The forgetting curve leverages the emergent copy ability of LLMs and consists of two curves: a copy accuracy curve and a language modeling (LM) accuracy curve. The copy accuracy curve measures the model's ability to reconstruct the second half of a string when given its first half. The LM accuracy curve measures the model's prediction accuracy for the same second half, but preceded by an unrelated prefix of equal length. Both curves employ teacher forcing and track token prediction accuracy. The difference between these curves reveals the model's memory behavior, transitioning from fine-grained memory (perfect replication) to coarse-grained memory (above-chance replication) and finally to amnesia (no difference from LM accuracy).
The forgetting curve was applied to 14 open-source long-context LLMs, including transformer and RNN/SSM architectures, with claimed context lengths ranging from 4k to 1M tokens. The results effectively visualized and quantified memory capabilities. For instance, Llama-3 models demonstrated a substantial improvement in fine-grained memory length (4k tokens) compared to Llama-2 (0 tokens), while both families largely confirmed their claimed coarse-grained memory lengths. Furthermore, transformer-based context extension techniques proved their effectiveness. However, RNN/SSM models, despite theoretically supporting infinite context, exhibited limited coarse-grained memory and no fine-grained memory.
Intriguingly, the forgetting curve revealed no direct correlation between memory capacity and perplexity. A Transformer-XL style model, known for improved perplexity at long range, showed decreasing perplexity with increasing context length, while its copy accuracy converged with LM accuracy after 1k tokens. This empirically supports the argument that perplexity primarily reflects short-context modeling and is not a reliable indicator of long-context memorization. The forgetting curve, by isolating memory from other language understanding aspects, offers a more robust and insightful evaluation of LLM memory, potentially guiding future research. The authors acknowledge current limitations, including the maximum measurable dependency length being half the total sequence length and the current focus on the Llama family, leaving broader applicability to other models as future work.

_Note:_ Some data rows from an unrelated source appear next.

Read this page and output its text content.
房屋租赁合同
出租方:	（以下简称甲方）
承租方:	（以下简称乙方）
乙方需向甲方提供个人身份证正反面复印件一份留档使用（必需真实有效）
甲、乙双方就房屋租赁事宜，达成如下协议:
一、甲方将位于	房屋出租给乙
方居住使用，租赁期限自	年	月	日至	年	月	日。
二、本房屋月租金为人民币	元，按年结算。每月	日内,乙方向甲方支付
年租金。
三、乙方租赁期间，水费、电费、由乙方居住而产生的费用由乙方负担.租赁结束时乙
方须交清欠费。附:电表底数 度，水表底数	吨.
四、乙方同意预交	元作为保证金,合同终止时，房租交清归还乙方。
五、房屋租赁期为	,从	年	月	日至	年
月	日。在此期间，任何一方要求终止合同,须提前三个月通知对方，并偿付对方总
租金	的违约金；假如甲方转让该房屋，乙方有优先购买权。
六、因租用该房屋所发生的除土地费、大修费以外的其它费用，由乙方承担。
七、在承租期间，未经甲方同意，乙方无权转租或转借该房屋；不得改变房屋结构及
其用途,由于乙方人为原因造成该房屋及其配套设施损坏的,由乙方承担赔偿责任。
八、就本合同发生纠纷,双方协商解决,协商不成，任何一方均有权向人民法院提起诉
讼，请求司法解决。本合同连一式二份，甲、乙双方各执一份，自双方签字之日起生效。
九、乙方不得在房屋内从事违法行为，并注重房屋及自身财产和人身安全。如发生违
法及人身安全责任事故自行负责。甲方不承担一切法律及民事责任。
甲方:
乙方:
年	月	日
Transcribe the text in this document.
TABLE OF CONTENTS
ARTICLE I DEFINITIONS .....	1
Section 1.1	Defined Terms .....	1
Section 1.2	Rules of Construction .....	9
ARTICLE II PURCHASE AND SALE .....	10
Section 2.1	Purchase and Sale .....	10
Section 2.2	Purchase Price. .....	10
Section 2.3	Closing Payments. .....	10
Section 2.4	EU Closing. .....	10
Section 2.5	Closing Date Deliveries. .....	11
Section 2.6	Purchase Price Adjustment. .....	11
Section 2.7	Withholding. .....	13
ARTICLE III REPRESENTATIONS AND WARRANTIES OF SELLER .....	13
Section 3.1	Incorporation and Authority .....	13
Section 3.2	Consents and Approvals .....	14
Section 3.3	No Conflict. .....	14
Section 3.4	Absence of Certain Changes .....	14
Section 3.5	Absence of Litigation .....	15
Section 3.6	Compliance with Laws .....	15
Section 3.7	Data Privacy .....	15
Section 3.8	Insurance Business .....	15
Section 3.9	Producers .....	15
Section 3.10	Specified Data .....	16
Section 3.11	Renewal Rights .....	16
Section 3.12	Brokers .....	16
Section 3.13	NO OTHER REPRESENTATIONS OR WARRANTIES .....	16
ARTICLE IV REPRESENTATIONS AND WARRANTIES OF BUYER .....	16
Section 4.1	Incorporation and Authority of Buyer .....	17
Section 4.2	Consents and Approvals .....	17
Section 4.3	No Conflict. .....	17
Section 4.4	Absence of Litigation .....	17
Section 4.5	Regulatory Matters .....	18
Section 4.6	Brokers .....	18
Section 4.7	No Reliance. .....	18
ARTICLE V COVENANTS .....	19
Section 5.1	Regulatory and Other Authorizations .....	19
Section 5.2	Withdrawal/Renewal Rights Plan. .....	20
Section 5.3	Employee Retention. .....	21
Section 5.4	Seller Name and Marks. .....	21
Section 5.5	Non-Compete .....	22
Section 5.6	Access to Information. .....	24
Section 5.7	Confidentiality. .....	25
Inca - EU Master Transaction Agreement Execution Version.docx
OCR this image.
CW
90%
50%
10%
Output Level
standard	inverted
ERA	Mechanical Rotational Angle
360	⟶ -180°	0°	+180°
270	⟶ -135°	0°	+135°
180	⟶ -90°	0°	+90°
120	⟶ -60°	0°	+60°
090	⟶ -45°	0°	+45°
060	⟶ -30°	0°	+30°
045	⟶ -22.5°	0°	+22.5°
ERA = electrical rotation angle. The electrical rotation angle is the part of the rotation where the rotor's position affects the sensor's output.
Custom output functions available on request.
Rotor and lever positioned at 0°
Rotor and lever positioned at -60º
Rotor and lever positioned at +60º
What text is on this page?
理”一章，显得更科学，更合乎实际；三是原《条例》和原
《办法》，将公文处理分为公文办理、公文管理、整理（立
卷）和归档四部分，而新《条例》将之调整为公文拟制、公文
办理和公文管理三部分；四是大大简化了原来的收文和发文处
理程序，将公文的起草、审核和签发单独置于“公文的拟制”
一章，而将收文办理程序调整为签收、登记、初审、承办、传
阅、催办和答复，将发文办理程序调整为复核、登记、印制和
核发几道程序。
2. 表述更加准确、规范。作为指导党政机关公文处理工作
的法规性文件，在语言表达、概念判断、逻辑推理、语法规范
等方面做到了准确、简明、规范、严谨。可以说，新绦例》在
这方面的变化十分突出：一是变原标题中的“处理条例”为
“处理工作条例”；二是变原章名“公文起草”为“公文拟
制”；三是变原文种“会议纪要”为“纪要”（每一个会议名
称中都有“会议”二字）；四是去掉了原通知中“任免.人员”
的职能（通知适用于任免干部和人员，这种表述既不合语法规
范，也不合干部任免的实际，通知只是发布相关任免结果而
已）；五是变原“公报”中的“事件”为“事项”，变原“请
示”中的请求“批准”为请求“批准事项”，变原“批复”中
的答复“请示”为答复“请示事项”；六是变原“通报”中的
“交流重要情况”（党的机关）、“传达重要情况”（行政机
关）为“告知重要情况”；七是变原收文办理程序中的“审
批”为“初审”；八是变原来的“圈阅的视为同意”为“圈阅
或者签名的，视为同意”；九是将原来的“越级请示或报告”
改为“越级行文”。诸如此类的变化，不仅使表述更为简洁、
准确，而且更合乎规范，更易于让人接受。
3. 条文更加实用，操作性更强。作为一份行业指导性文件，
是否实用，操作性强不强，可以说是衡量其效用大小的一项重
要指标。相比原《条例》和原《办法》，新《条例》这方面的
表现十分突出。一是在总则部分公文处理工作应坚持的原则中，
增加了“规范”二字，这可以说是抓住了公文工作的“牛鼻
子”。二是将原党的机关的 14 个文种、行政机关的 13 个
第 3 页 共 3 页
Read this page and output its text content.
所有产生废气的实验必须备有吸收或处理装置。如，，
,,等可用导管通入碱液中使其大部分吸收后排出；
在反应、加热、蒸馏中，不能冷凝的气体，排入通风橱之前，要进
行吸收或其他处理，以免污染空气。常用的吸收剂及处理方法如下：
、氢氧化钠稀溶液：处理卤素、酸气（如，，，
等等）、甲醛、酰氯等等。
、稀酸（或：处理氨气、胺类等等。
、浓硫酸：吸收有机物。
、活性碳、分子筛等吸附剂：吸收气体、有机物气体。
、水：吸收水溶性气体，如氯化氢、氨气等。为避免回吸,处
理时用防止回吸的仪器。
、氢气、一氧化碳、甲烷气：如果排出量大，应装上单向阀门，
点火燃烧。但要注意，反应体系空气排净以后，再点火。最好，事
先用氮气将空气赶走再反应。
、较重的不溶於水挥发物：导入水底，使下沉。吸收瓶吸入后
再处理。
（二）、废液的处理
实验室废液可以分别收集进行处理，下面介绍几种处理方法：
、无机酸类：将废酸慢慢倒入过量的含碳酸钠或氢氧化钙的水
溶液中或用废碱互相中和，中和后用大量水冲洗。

This newsletter has highlighted two key aspects of the ongoing quest for effective long-context language modeling. The "Stuffed Mamba" paper sheds light on the limitations of RNNs, specifically the phenomenon of state collapse and its connection to state overparameterization. The proposed mitigation techniques offer promising avenues for unlocking the full potential of RNNs for long sequences. Conversely, the "Forgetting Curve" paper introduces a novel evaluation metric that provides a more accurate and nuanced understanding of memory capacity across various architectures. By disentangling memory from other aspects of language modeling, the forgetting curve offers valuable insights into the strengths and weaknesses of different approaches, paving the way for more targeted research and development in the exciting field of long-context language modeling.